The Ohio Sovereignty Amendment is part of a broader national state sovereignty movement which seeks to introduce bills, resolutions and constitutional amendments purporting to assert state rights against the Federal government.
As of now, the Ohio effort looks doomed. From the looks of the website of the sponsor, the People's Constitution Coalition of Ohio (PCCOH) it does not look like they have the financial backing necessary to pay for signature gatherers which is indispensable. Someone will roll in here and say that they have committed grassroots support and they can gather the signatures with an all volunteer effort. They can't. As they say, the target is around 700,000 to get the 400 some odd valid signatures needed. Many have tried to do that all volunteer. And have failed.
The PCCOH promises to continue work even if they don't get the amendment on the ballot this go round. If they are able to maintain the grassroots energy they, and their arguments, will be around for some time.
We will explore the Amendment and the arguments underlying it in coming posts. Here's the overview. First, most of the amendment would be unconstitutional. The amendment seeks to have Ohio dictate to the Federal government the limits on the latter's power. It will shock you to learn that states can't actually do that.

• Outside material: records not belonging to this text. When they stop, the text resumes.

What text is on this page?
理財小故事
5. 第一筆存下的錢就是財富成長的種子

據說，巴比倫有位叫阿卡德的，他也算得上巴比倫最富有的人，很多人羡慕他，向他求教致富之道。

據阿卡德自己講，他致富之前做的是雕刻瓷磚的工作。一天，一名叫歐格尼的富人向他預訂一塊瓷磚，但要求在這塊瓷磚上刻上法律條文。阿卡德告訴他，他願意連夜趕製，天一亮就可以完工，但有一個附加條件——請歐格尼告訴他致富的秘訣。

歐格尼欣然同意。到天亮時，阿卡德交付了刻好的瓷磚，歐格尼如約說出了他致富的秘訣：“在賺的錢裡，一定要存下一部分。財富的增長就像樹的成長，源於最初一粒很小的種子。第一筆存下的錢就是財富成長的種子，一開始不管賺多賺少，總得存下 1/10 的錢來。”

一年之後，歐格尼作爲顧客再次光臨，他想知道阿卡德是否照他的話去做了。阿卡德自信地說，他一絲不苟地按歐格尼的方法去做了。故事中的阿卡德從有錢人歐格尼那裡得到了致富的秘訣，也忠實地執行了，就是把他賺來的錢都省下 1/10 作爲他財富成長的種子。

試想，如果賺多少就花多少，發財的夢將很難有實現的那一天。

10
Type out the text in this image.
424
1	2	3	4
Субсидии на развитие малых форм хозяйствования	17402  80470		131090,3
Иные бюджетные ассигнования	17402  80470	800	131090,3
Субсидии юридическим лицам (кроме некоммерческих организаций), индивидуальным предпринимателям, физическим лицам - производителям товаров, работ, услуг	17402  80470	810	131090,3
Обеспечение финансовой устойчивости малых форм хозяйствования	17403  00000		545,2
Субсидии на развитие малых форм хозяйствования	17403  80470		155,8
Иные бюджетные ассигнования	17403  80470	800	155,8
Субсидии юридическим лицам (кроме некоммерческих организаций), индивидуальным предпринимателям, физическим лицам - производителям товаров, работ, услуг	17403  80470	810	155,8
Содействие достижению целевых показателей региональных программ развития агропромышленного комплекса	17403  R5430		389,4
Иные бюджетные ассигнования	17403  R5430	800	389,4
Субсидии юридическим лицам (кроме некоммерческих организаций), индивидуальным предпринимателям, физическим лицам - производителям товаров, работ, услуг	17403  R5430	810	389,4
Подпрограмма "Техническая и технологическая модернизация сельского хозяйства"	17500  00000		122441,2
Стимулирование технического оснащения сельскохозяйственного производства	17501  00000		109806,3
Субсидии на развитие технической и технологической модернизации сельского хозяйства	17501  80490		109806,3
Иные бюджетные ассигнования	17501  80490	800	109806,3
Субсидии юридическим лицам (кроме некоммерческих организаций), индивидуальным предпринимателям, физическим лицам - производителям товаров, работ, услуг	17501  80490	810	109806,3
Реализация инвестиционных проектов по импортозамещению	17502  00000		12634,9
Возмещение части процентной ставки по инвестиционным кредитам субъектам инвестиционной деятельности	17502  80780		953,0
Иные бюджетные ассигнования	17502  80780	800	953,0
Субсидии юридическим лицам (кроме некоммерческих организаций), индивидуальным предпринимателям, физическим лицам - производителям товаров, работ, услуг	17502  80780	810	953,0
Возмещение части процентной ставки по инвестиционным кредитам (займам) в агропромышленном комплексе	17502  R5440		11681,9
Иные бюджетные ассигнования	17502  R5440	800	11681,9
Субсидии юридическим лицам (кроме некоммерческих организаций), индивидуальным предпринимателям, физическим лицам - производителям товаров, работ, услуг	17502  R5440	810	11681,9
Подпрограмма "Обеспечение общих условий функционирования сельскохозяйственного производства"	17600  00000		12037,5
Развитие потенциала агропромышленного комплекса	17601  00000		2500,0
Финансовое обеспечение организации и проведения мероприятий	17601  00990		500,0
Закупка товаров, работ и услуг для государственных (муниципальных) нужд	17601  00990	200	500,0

The Sovereignits (that will do until something thinks of something shorter) would reply that the only reason people would think their amendment is unconstitutional is that the Federal government has so overstepped its historical limits as to make it look unconstitutional.
Which gets us to the second major point: nearly everything they say is wrong. Not just wrong because I disagree, but demonstrably, objectively wrong. And not merely a little off, but in most cases what they say is the perfect opposite of the truth. They deal in countertruth, in antitruth, in things true only in Bizzaro.
So why bother writing a few posts about a fringe of a fringe organization with delusional ideas and no chance of success? A couple of reasons. First off, it will be fun.
Second, while it is easy to write off the Soveriegnites as ignorant rubes, they actually have developed a fairly detailed theory of governance and that theory gets at some of the most basic debates about government and power. Taking on the sovereignty amendment means taking on basic assumptions made by the likes of the Tea Parties and other anti-government activists. Which isn't a bad thing to spend time doing.
Finally, while their ideas are wrong, it would be dangerous to let them gain currency. It's not too much of an exaggeration to say that the last time ideas like these were broadly accepted, Ft. Sumter was attacked. Not to say that's where we are headed, but let's also not just sit back and let folks like this run the debate.